Overbooking can be a cost-effective strategy if implemented correctly. Let’s look at a few tips to make sure you get the most out of this approach.
What is a hotel overbooking strategy?
The hotel overbooking strategy is a revenue management technique that hotels use to maximise occupancy and revenue. By deploying this strategy a hotel is insuring itself against possible cancellations by having secured guests who can fill cancelled bookings.
However, the downsides of this strategy are potential double-bookings and lost revenue as a result of giving away free room upgrades.
An overbooking strategy is different from overbookings due to manual connections with multiple online channels or channel update errors. These are resolved by ensuring you have a high-performing, cloud-based channel manager that updates rates and inventory across multiple online channels in real-time via an API connection. An overbooking strategy is deliberately allowing more than available inventory to be booked to optimise revenue.

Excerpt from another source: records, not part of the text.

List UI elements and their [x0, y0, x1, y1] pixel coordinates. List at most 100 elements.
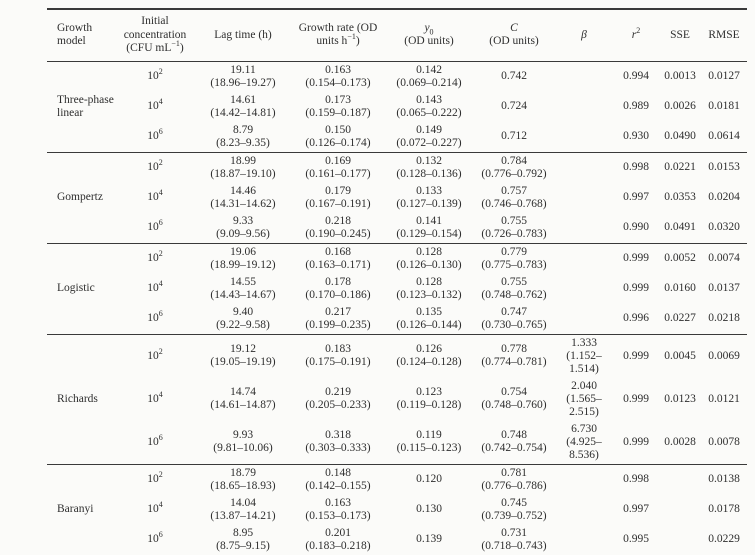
rmse-value: 0.0181	[708, 100, 740, 112]
y0-confidence-interval: (0.127–0.139)	[396, 197, 462, 210]
lag-time-cell: 14.74 (14.61–14.87)	[195, 378, 291, 421]
c-confidence-interval: (0.739–0.752)	[481, 509, 547, 522]
lag-confidence-interval: (8.75–9.15)	[216, 539, 270, 552]
y0-confidence-interval: (0.126–0.144)	[396, 318, 462, 331]
rmse-value: 0.0127	[708, 70, 740, 82]
c-value: 0.742	[501, 70, 527, 82]
beta-cell	[555, 61, 613, 92]
beta-cell	[555, 463, 613, 495]
rmse-value: 0.0218	[708, 312, 740, 324]
y0-confidence-interval: (0.123–0.132)	[396, 288, 462, 301]
sse-value: 0.0028	[664, 435, 696, 448]
rate-confidence-interval: (0.199–0.235)	[305, 318, 371, 331]
beta-cell	[555, 304, 613, 335]
y0-confidence-interval: (0.124–0.128)	[396, 356, 462, 368]
sse-value: 0.0221	[664, 161, 696, 173]
y0-cell: 0.142 (0.069–0.214)	[385, 61, 473, 92]
col-header-y0: y0 (OD units)	[385, 9, 473, 62]
r2-value: 0.998	[623, 473, 649, 485]
y0-value: 0.128	[416, 275, 442, 288]
c-value: 0.755	[501, 214, 527, 227]
c-symbol: C	[510, 21, 518, 34]
table-row: 104 14.55 (14.43–14.67) 0.178 (0.170–0.186…	[47, 274, 747, 304]
beta-cell	[555, 213, 613, 244]
rmse-cell: 0.0229	[701, 525, 747, 555]
r2-value: 0.994	[623, 70, 649, 82]
growth-rate-cell: 0.168 (0.163–0.171)	[291, 242, 385, 274]
growth-rate-cell: 0.163 (0.154–0.173)	[291, 61, 385, 92]
sse-value: 0.0052	[664, 252, 696, 264]
lag-value: 8.95	[232, 526, 254, 539]
concentration-cell: 104	[147, 279, 163, 294]
model-name-cell: Baranyi	[47, 463, 115, 555]
sse-cell	[659, 463, 701, 495]
y0-cell: 0.135 (0.126–0.144)	[385, 304, 473, 335]
lag-time-cell: 14.61 (14.42–14.81)	[195, 92, 291, 122]
y0-value: 0.142	[416, 63, 442, 76]
c-cell: 0.757 (0.746–0.768)	[473, 183, 555, 213]
lag-time-cell: 14.55 (14.43–14.67)	[195, 274, 291, 304]
rmse-value: 0.0069	[708, 349, 740, 362]
beta-cell	[555, 183, 613, 213]
lag-value: 14.04	[230, 496, 256, 509]
col-header-c: C (OD units)	[473, 9, 555, 62]
y0-confidence-interval: (0.126–0.130)	[396, 258, 462, 271]
lag-confidence-interval: (9.22–9.58)	[216, 318, 270, 331]
model-name-cell: Gompertz	[47, 151, 115, 243]
r2-symbol: r2	[631, 25, 641, 41]
rmse-cell: 0.0137	[701, 274, 747, 304]
y0-value: 0.143	[416, 93, 442, 106]
y0-confidence-interval: (0.129–0.154)	[396, 227, 462, 240]
c-confidence-interval: (0.730–0.765)	[481, 318, 547, 331]
sse-cell: 0.0052	[659, 242, 701, 274]
lag-value: 14.61	[230, 93, 256, 106]
r2-value: 0.999	[623, 392, 649, 405]
rate-confidence-interval: (0.205–0.233)	[305, 399, 371, 411]
c-value: 0.724	[501, 100, 527, 112]
model-name-cell: Logistic	[47, 242, 115, 334]
beta-cell: 2.040 (1.565–2.515)	[555, 378, 613, 421]
lag-time-cell: 19.12 (19.05–19.19)	[195, 333, 291, 378]
r2-cell: 0.999	[613, 421, 659, 465]
sse-cell: 0.0045	[659, 333, 701, 378]
lag-value: 19.06	[230, 245, 256, 258]
table-row: 106 9.40 (9.22–9.58) 0.217 (0.199–0.235) 0…	[47, 304, 747, 335]
r2-cell: 0.998	[613, 151, 659, 183]
lag-confidence-interval: (14.42–14.81)	[210, 106, 276, 119]
rate-value: 0.183	[325, 343, 351, 355]
sse-header-label: SSE	[670, 28, 690, 41]
c-value: 0.755	[501, 275, 527, 288]
rmse-value: 0.0320	[708, 221, 740, 233]
r2-value: 0.999	[623, 282, 649, 294]
r2-value: 0.930	[623, 130, 649, 142]
table-row: 104 14.61 (14.42–14.81) 0.173 (0.159–0.187…	[47, 92, 747, 122]
c-value: 0.784	[501, 154, 527, 167]
table-row: 104 14.46 (14.31–14.62) 0.179 (0.167–0.191…	[47, 183, 747, 213]
r2-cell: 0.930	[613, 122, 659, 153]
rate-confidence-interval: (0.142–0.155)	[305, 479, 371, 492]
r2-value: 0.997	[623, 191, 649, 203]
lag-value: 8.79	[232, 123, 254, 136]
y0-cell: 0.132 (0.128–0.136)	[385, 151, 473, 183]
lag-time-cell: 9.93 (9.81–10.06)	[195, 421, 291, 465]
table-row: Logistic 102 19.06 (18.99–19.12) 0.168 (0.…	[47, 242, 747, 334]
beta-cell	[555, 151, 613, 183]
rmse-cell: 0.0614	[701, 122, 747, 153]
r2-cell: 0.999	[613, 333, 659, 378]
y0-cell: 0.139	[385, 525, 473, 555]
concentration-cell: 102	[147, 67, 163, 82]
rate-confidence-interval: (0.153–0.173)	[305, 509, 371, 522]
r2-cell: 0.997	[613, 183, 659, 213]
c-confidence-interval: (0.774–0.781)	[481, 356, 547, 368]
rate-value: 0.148	[325, 466, 351, 479]
rmse-cell: 0.0138	[701, 463, 747, 495]
lag-confidence-interval: (18.96–19.27)	[210, 76, 276, 89]
growth-rate-cell: 0.183 (0.175–0.191)	[291, 333, 385, 378]
rmse-cell: 0.0121	[701, 378, 747, 421]
y0-symbol: y0	[424, 21, 434, 37]
rmse-value: 0.0078	[708, 435, 740, 448]
beta-cell	[555, 525, 613, 555]
r2-value: 0.995	[623, 533, 649, 545]
lag-confidence-interval: (8.23–9.35)	[216, 136, 270, 149]
beta-value: 6.730	[571, 422, 597, 435]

Tips to make your overbooking strategy a success
1) Be data-driven in your approach. Data must be used to inform how many no-shows or cancellations to expect so you can overbook by that much. It must also be used to understand how many guests must be compensated if they had to be turned away due to overbookings, and the impact of this on your revenue.
2) Use multiple data sources. A successful hotel overbooking strategy hinges on data. Combining multiple data sources is a good way to get a more holistic and accurate view of what to expect. Some key sources to look into are your channel manager, booking engine, property management system and website analytics. Don’t forget to monitor external market sentiments such as cancellation of an event or reduction in connectivity to your destination – these could all result in cancellations. You can also use data automation tools to combine multiple data sources and form one view for a more robust analysis.
3) Pre-arrival upselling can beef up your overbooking strategy and make it more profitable. During this stage of the guest journey, guests are likely to be more open to personalising their stay. This means that when suggested during the pre-arrival stage, there’s a greater chance that you’ll sell room upgrades with a small discount.
4) Capping overbookings is essential. Knowing when to stop selling based on your data analysis is critical to the success of this strategy.
5) Collaborate with local properties to manage overbookings so guests turned away can be accommodated elsewhere. While there will be erosion in brand equity for customers turned away (unavoidable when you have an overbooking), managing their next booking can help soften the impact.
6) Train your staff to manage overbookings. How the guests being turned away are managed is very important to maintain your brand. Your staff plays an important role here. Train staff on how to communicate professionally, suggest alternative accommodation (and organise transport, if needed), and offer relevant compensation. To ensure that staff know what to do and that each situation gets handled consistently, it’s a good idea also to have a guest recovery plan in writing.
7) Have a clear compensation plan that your staff can follow when handling overbookings. Don’t rustle up a plan last minute or have ad hoc overbooking management – these are a recipe for disaster.
Hotel rooms make up a hotel’s main inventory. As such, you’ll want to do everything possible to work in a smart way, which includes using overbooking practices carefully. While it does involve some risk, it’s a cost-effective strategy that can help with revenue management in the long run. Plus, not only do empty rooms mean that a hotel business can’t generate revenue via bookings, but it also deprives it of the chance to generate extra revenue via upselling.